Tammy Messmer and her family have made a tradition of traveling from Missouri to enjoy the pristine white sand and emerald waters of Santa Rosa Beach, Florida, but an amorphous mass of oil looming offshore has the family worried.
"We're still on the fence," said Messmer, 38. "We're praying and hoping that they get this under control."
If the oil comes ashore, the family may have to cancel a June visit and head to the beach on the other side of Florida, Messmer said.
"If it does hit the beach, we can't take the kids there. It would be kind of a wasted trip because that's what they like to do is play on the beach."
Tourism workers and officials are stuck in a similar limbo. The oil slick is an unfamiliar threat to an industry accustomed to weathering menacing tropical storms.
"It's unlike a storm where we can watch it come across the Gulf, and we have five days notice, and quite honestly, if it comes in as a [Category] 2 [hurricane], we have a pretty good sense of what's going to happen and what it's going to look like," said Mike Foster, vice president of marketing for the Alabama Gulf Coast Convention and Visitors Bureau. "But nobody knows here."
Complete coverage: Gulf Coast oil spill
Vacation rental companies in the area have had some cancellations, Foster said, but one operator told him she was getting more than one reservation for every cancellation.
"That may get worse, or it may get better. It's just so uncertain, and I think that's probably the hardest thing about it," he said. Some properties have waived the deposit for reservations to ease potential vacationers' fears.
Tourism is big business in Alabama's Baldwin County, home to many of the state's beaches. In 2009, 4.6 million people visited the county, accounting for $2.3 billion in visitor spending, Foster said. The county has 40,000 travel-related jobs.
As of Tuesday, the Island House Hotel in Orange Beach, Alabama, had lost about $10,000 in booked reservations, general manager Barbara Walters said.
Officials in Destin, Florida said they also are worried about the impact the oil slick will have on the summer season.

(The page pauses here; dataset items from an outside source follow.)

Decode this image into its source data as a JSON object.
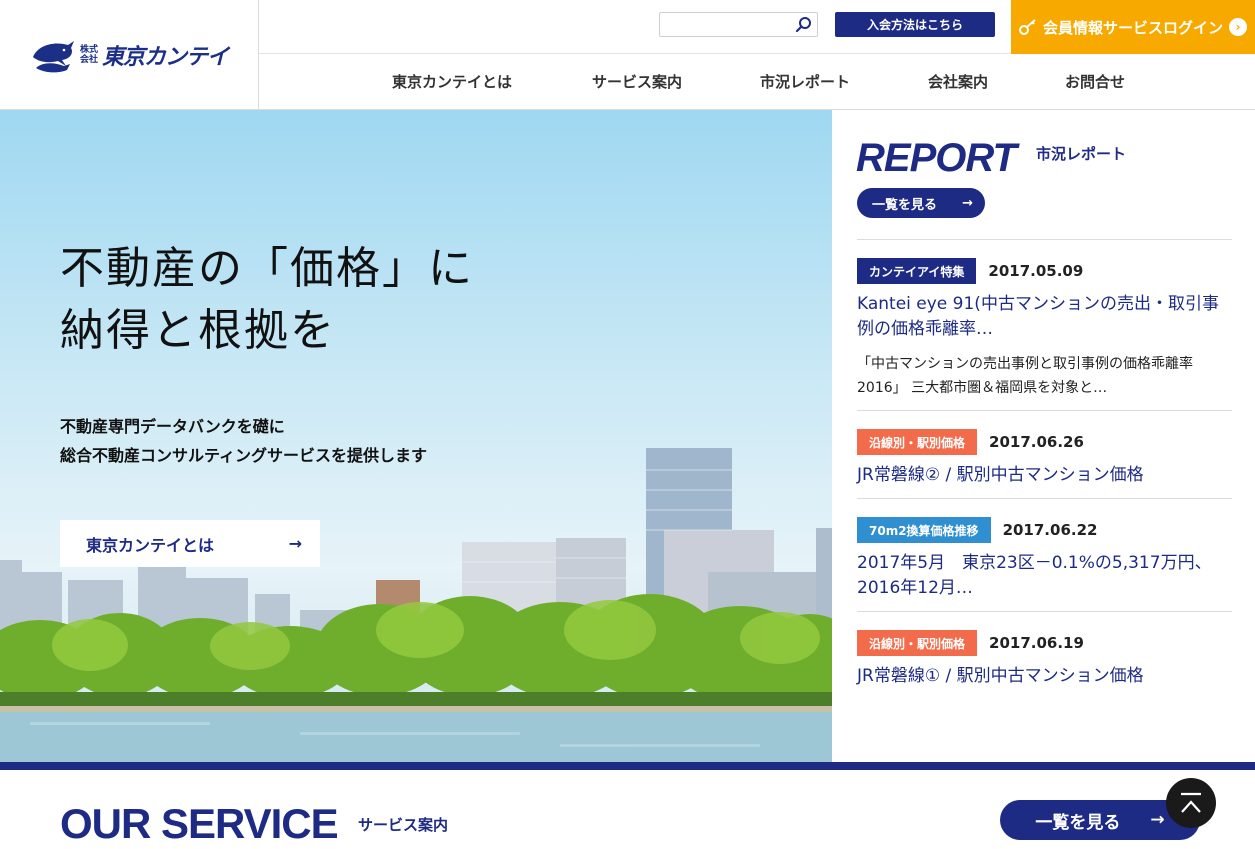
{
  "header": {
    "logo": {
      "sub_line1": "株式",
      "sub_line2": "会社",
      "name": "東京カンテイ"
    },
    "search": {
      "placeholder": "",
      "icon": "search-icon"
    },
    "join_label": "入会方法はこちら",
    "login_label": "会員情報サービスログイン",
    "login_icon": "key-icon",
    "nav": [
      {
        "label": "東京カンテイとは"
      },
      {
        "label": "サービス案内"
      },
      {
        "label": "市況レポート"
      },
      {
        "label": "会社案内"
      },
      {
        "label": "お問合せ"
      }
    ]
  },
  "hero": {
    "title_line1": "不動産の「価格」に",
    "title_line2": "納得と根拠を",
    "lead_line1": "不動産専門データバンクを礎に",
    "lead_line2": "総合不動産コンサルティングサービスを提供します",
    "button_label": "東京カンテイとは",
    "arrow": "→"
  },
  "report": {
    "heading_en": "REPORT",
    "heading_ja": "市況レポート",
    "all_label": "一覧を見る",
    "arrow": "→",
    "items": [
      {
        "tag": "カンテイアイ特集",
        "tag_color": "#1e2b84",
        "date": "2017.05.09",
        "title": "Kantei eye 91(中古マンションの売出・取引事例の価格乖離率…",
        "desc": "「中古マンションの売出事例と取引事例の価格乖離率 2016」 三大都市圏＆福岡県を対象と…"
      },
      {
        "tag": "沿線別・駅別価格",
        "tag_color": "#f26b4a",
        "date": "2017.06.26",
        "title": "JR常磐線② / 駅別中古マンション価格",
        "desc": ""
      },
      {
        "tag": "70m2換算価格推移",
        "tag_color": "#2f8fd0",
        "date": "2017.06.22",
        "title": "2017年5月　東京23区－0.1%の5,317万円、2016年12月…",
        "desc": ""
      },
      {
        "tag": "沿線別・駅別価格",
        "tag_color": "#f26b4a",
        "date": "2017.06.19",
        "title": "JR常磐線① / 駅別中古マンション価格",
        "desc": ""
      }
    ]
  },
  "service": {
    "heading_en": "OUR SERVICE",
    "heading_ja": "サービス案内",
    "all_label": "一覧を見る",
    "arrow": "→"
  },
  "colors": {
    "brand": "#1e2b84",
    "login": "#f7a900",
    "tag_orange": "#f26b4a",
    "tag_blue": "#2f8fd0"
  }
}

"Everybody here relies on tourism. Not just hotels and condo resort properties or the fishing boats or the restaurants, but it trickles down all the way to the attorneys and the CPAs because they do work for all the tourist-related companies," said Shane Moody, president and CEO of the Destin Area Chamber of Commerce.
The amount of oil that rolls ashore will be key.
"If the entire slick were to come this way and just engulf our beaches, take them over, then it could be devastating," Moody said. "Right now we're preparing for the worst and hoping for, and right now seeing, the best."